Pakistani troops, artillery and helicopter gunships hit targets in the country's tribal areas Thursday, officials said, in a second day of military action against Taliban fighters.
The attacks in North Waziristan, an insurgent stronghold near the Afghanistan border, destroyed hundreds of shops and houses, officials said.
The latest offensive came a day after airstrikes and ground fighting killed at least 71 suspected Taliban fighters and four security officials in the same area.
It was not clear how many people were killed or wounded in Thursday's raids, but local residents and officials said thousands had started fleeing toward the nearby garrison town of Bannu due to the unrest.
The violence comes as another blow to peace talks between the government and the Tehreek-e-Taliban Pakistan (TTP). The talks have made little progress since they began in February.

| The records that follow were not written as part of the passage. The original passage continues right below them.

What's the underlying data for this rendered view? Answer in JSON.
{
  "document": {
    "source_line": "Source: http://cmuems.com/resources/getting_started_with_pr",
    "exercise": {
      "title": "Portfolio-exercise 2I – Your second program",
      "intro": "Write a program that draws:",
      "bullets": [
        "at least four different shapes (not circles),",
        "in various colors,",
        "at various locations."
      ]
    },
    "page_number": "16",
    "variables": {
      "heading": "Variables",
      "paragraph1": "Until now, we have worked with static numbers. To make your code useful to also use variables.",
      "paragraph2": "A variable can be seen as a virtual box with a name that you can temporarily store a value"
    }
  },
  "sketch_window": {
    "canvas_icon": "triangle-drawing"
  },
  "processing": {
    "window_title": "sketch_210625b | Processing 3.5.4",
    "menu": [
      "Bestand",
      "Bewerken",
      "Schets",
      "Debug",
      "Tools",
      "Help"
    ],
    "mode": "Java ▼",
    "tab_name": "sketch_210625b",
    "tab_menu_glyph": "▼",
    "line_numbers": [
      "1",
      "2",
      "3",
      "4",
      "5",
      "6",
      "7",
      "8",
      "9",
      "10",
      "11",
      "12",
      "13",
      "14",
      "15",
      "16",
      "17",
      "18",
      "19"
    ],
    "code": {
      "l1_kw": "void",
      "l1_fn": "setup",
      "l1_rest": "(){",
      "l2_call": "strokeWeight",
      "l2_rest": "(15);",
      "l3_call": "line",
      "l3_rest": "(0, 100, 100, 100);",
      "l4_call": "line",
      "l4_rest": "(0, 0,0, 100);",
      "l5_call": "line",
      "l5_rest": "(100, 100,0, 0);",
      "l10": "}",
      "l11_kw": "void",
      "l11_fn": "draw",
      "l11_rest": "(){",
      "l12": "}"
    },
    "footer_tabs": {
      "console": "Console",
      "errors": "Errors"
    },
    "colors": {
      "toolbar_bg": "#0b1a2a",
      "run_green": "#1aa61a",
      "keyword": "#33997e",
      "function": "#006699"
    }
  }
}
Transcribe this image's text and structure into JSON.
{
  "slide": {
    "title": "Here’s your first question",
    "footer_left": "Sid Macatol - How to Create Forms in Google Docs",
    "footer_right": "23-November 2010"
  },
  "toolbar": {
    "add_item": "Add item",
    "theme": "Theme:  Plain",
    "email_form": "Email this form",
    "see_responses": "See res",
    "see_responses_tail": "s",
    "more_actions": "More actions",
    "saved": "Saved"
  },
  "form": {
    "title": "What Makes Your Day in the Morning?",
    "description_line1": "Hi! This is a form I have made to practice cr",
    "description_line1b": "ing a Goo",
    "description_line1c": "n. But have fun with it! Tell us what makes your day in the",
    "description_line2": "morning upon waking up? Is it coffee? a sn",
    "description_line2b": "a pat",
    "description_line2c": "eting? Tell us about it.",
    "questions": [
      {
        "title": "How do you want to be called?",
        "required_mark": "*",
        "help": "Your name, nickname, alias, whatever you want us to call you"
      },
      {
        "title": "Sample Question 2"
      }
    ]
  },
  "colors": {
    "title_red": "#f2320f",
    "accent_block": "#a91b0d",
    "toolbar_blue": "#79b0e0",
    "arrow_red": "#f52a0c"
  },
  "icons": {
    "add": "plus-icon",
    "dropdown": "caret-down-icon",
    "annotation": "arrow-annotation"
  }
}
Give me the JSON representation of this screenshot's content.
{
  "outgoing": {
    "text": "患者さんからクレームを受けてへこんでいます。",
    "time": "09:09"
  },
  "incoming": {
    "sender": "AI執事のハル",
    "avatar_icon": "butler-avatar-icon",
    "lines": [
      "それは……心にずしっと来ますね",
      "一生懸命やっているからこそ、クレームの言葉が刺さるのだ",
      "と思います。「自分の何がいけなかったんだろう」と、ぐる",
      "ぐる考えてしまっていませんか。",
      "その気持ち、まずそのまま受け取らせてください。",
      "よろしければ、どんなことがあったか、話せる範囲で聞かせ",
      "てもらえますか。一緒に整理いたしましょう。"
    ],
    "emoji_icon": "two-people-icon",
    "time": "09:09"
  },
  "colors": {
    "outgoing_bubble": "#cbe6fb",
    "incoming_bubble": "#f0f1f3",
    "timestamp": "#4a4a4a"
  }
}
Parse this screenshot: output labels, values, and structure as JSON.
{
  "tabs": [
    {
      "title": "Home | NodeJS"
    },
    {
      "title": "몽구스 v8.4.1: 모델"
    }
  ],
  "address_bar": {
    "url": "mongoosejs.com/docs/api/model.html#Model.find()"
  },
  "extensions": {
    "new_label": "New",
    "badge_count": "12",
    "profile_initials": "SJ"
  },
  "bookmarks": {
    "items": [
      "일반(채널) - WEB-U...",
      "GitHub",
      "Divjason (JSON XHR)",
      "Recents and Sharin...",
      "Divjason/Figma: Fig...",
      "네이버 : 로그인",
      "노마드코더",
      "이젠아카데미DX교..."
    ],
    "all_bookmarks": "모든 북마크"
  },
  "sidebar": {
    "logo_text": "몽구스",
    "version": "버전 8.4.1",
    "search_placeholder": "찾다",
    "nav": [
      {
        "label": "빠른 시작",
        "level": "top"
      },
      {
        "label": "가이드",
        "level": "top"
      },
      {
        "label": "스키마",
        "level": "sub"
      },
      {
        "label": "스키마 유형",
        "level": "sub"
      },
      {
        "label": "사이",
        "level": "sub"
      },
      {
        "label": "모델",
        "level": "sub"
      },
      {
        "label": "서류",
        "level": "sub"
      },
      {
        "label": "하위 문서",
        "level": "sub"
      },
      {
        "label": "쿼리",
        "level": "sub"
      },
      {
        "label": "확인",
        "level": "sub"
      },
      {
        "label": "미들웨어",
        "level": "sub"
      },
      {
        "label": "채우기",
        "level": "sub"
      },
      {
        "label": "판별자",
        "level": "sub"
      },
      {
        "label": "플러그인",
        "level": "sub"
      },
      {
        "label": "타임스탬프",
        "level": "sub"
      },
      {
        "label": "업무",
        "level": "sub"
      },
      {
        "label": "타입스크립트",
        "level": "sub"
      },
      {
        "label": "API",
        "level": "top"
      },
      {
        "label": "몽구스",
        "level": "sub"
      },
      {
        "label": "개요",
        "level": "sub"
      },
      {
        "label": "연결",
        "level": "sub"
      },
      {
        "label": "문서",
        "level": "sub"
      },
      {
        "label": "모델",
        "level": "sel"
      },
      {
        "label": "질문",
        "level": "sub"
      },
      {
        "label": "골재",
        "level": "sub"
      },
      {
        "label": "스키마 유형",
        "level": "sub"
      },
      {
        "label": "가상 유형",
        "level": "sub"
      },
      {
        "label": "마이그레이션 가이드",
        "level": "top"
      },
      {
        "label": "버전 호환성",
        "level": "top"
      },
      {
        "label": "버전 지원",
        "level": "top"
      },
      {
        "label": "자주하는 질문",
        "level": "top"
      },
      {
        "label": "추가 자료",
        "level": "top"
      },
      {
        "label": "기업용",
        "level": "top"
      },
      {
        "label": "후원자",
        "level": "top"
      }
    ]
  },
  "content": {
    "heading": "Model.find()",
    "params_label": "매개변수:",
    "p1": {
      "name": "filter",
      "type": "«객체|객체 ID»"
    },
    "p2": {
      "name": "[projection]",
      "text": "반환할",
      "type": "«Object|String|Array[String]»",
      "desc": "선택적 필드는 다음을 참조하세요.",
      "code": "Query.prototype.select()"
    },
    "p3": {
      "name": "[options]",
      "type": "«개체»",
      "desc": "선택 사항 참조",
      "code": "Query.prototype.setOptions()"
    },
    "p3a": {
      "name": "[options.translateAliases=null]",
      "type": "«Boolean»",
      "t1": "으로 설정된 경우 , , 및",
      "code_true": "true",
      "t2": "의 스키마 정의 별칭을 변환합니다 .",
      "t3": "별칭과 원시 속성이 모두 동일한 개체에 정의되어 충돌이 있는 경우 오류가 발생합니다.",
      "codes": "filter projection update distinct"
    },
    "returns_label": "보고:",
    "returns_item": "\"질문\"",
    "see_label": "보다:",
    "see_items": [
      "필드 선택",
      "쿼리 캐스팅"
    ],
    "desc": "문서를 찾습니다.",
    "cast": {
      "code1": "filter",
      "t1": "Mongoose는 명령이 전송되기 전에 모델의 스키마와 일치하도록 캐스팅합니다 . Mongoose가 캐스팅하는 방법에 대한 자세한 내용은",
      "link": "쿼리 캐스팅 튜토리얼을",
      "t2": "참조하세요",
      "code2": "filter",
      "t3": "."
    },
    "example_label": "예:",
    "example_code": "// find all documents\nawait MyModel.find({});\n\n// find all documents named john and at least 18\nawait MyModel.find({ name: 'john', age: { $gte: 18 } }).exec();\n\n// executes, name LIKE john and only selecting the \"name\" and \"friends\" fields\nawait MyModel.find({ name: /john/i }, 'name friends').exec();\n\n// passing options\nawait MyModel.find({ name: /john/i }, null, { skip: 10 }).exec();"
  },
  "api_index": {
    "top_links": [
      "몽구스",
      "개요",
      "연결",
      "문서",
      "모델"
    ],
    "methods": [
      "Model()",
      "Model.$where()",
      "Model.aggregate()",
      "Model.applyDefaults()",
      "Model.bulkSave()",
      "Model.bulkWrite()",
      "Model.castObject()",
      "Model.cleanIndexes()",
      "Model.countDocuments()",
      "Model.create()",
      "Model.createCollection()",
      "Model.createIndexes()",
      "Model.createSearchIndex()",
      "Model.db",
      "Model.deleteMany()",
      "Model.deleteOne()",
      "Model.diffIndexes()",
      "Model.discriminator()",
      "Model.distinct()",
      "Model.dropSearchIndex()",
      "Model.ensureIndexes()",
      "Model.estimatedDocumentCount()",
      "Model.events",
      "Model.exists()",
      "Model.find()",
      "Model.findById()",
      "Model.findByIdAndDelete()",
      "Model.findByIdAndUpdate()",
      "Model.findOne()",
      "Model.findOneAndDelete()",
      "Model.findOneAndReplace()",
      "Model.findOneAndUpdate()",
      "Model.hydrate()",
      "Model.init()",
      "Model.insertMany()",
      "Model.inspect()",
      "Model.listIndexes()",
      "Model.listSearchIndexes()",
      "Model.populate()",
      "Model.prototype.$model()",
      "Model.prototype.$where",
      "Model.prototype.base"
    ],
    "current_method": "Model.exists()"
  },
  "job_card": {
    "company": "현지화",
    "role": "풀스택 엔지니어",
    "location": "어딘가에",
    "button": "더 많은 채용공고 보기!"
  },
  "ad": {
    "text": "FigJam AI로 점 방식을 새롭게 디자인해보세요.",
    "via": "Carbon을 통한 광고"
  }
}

Troops backed by tanks, helicopter gunships and reconnaissance drones swung into action on Thursday, destroying shops and houses, local residents and officials said.
"Shelling is continuing since overnight as military has launched a search operation in Machis Camp," a local government official told Agence France-Presse on the second day of clashes.
The official said a curfew had been imposed on all of North Waziristan.
"Artillery and helicopter gunships are targeting militant hideouts," a local intelligence official in Miranshah, the main town of North Waziristan, told AFP.
He said that troops on the ground had begun a door-to-door search operation for insurgents.
"Troops also used explosives to blow up more than 100 houses belonging to militants in Machis Camp," the official said, referring to the neighborhood on the outskirts of Miranshah, which was once a camp for Afghan refugees but is now thought to be used by insurgents.
In the nearby town of Mir Ali, helicopters fired shells on suspected hideouts.
"The troops have destroyed about 300 shops in the main Mir Ali bazaar," a local official told AFP.
Local residents also said that the main power cable to the area was damaged in shelling and there was no electricity supply in the area since the previous night.
On Wednesday air force jets began the onslaught, bombarding targets in North Waziristan before ground battles between troops and insurgents.
Washington has long pressured Islamabad to carry out an operation to stamp out insurgent hideouts in North Waziristan, where attacks are launched against U.S. and NATO troops in Afghanistan.
But it was not clear that the latest military action was the beginning of such an operation. The armed forces carried out similar strikes in January.
There have been a number of insurgent attacks on security forces in recent weeks, and the air raids and the current strikes fit a pattern of the armed forces responding by hitting the insurgents' bases in the tribal areas.
The TTP is a loose network of groups, some of them waging a war aimed at overthrowing the government and establishing their own hard-line version of an Islamic state.